文化12年2月19日(1815年3月29日)生〜文久3年12月3日(1864年1月11日)歿
 江戸後期の歌人・翻訳家・作家・国学者・岡山藩士。備前上道郡網ケ浜(岡山市中区網浜)に生まれる。父藤原栄三郎台得は岡山藩士。
 はじめ岡山藩に仕えて藤原小平太浜雄と名のったが、浪人となって大坂へ出てから、鹿蔵あるいは鹿左衛門と改めたという。号は葭沼・韮園・蒜園・鹿鳴草舎・出石居・鹿沼など。

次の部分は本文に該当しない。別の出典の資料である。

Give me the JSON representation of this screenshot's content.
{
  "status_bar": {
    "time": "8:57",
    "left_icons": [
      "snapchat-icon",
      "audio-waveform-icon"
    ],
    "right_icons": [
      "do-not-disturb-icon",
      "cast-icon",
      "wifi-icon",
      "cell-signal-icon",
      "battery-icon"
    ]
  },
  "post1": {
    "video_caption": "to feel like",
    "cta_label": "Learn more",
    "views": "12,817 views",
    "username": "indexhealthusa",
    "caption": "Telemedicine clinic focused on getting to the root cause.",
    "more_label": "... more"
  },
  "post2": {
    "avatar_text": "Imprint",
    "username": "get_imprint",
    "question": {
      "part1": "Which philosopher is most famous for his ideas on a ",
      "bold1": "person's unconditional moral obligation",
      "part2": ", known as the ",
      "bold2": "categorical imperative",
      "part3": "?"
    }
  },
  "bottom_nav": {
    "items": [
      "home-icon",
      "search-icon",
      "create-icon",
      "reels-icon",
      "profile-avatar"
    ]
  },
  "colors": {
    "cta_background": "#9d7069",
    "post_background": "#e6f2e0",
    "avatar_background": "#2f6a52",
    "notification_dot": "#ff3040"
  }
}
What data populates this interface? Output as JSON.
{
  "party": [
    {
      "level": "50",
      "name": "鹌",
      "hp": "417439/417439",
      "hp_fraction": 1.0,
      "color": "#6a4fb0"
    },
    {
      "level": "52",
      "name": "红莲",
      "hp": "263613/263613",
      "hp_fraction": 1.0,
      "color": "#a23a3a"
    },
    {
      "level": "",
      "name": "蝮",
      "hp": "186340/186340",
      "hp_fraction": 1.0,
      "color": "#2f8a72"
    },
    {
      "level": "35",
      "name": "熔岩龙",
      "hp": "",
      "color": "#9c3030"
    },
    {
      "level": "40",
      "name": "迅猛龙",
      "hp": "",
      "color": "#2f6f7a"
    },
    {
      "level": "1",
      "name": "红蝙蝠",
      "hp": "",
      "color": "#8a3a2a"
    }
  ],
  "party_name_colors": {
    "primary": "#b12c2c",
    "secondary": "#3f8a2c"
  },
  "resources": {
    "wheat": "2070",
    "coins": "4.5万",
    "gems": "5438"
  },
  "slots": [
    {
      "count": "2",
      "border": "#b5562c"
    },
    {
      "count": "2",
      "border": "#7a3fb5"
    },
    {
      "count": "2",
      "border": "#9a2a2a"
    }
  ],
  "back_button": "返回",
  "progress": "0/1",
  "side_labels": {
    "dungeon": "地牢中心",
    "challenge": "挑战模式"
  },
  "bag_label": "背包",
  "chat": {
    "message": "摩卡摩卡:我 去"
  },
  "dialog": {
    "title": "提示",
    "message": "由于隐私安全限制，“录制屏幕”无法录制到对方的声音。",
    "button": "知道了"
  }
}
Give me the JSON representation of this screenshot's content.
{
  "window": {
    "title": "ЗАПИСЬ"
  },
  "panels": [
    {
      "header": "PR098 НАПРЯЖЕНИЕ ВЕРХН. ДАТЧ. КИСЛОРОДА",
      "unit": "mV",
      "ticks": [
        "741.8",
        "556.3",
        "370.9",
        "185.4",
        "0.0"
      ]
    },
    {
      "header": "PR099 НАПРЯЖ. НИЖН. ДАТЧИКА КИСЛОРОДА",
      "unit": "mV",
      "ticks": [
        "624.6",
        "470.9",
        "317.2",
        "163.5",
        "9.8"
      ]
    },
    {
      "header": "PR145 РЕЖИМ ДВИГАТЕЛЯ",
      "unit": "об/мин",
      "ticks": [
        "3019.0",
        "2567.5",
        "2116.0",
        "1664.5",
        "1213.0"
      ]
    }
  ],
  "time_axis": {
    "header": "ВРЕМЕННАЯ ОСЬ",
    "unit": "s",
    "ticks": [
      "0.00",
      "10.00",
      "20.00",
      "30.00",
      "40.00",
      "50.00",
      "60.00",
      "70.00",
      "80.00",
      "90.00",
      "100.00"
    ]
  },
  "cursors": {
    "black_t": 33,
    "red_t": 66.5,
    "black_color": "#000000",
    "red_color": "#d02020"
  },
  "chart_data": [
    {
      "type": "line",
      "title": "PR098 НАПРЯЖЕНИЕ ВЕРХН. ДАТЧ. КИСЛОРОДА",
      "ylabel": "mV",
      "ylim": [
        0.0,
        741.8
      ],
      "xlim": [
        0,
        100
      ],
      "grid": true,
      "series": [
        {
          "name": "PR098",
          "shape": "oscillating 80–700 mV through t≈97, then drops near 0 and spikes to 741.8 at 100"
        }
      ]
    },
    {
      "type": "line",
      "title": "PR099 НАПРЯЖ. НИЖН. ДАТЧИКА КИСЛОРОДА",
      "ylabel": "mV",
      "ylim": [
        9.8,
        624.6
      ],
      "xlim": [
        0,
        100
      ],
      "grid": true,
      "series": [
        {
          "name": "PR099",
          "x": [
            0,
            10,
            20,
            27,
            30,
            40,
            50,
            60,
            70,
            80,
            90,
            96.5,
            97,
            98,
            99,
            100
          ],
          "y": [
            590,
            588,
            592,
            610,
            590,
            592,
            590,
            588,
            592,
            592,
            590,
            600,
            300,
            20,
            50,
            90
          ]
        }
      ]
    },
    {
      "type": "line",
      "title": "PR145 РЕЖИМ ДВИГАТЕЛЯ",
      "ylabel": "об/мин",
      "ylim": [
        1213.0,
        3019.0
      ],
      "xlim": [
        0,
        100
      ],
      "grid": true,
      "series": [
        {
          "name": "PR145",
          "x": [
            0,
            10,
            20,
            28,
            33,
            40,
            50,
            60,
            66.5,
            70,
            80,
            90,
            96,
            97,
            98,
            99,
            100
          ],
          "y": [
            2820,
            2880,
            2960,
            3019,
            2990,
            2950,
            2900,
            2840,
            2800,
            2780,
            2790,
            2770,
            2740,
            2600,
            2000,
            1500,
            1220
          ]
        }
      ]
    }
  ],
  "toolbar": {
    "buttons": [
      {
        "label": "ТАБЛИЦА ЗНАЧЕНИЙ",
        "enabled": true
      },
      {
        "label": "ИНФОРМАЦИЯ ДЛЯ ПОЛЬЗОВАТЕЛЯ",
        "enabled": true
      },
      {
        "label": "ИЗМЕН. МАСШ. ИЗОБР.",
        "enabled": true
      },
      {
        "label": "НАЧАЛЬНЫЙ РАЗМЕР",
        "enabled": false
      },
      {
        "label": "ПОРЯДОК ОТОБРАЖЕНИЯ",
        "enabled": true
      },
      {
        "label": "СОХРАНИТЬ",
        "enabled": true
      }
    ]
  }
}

 幼時より利発だったが、実母をはじめ家族が次々没し、父の病弱もあって家庭的には恵まれなかった。父の死後家格を下げられ、藩士としても待遇は悪く、弘化2年(1845)には藩を退き大坂に出る。
 以後は大坂の地で不安定な生活を余儀なくされ、貧困からの逃避のため大酒におぼれ、晩年は中風にかかるなど、荒廃した日々を送った。
 広道は10歳代に早くも平賀元義に和歌の指導を受け、本居宣長に私淑し、大国隆正に師事。20歳代で『百首異見摘評』をまとめて香川景樹批判の立論を行うなど、早熟の才を発揮した。大坂では諸書の板下書きで収入を得ながら多くの国学者、歌人と交流を持ち、独自の国学を樹立するに至る。
 特に国学書、歌学書の企画、出版に関与すること多く、編集者としての能力を備えてもいた。文才は戯文『あしの葉わけ』や読本の執筆にも向けられた。『源氏物語評釈』14巻(1861) は緻密犀利な評論において先人未到の域に達したが、病のため惜しくも〈花宴〉巻までで中絶した。部分注釈とはいえ広道の全業績を代表するに足る
 著書は上記のほか『遺文集覧』『本学提綱』『小夜しぐれ』『てにをは係辞弁』等20種に及ぶ。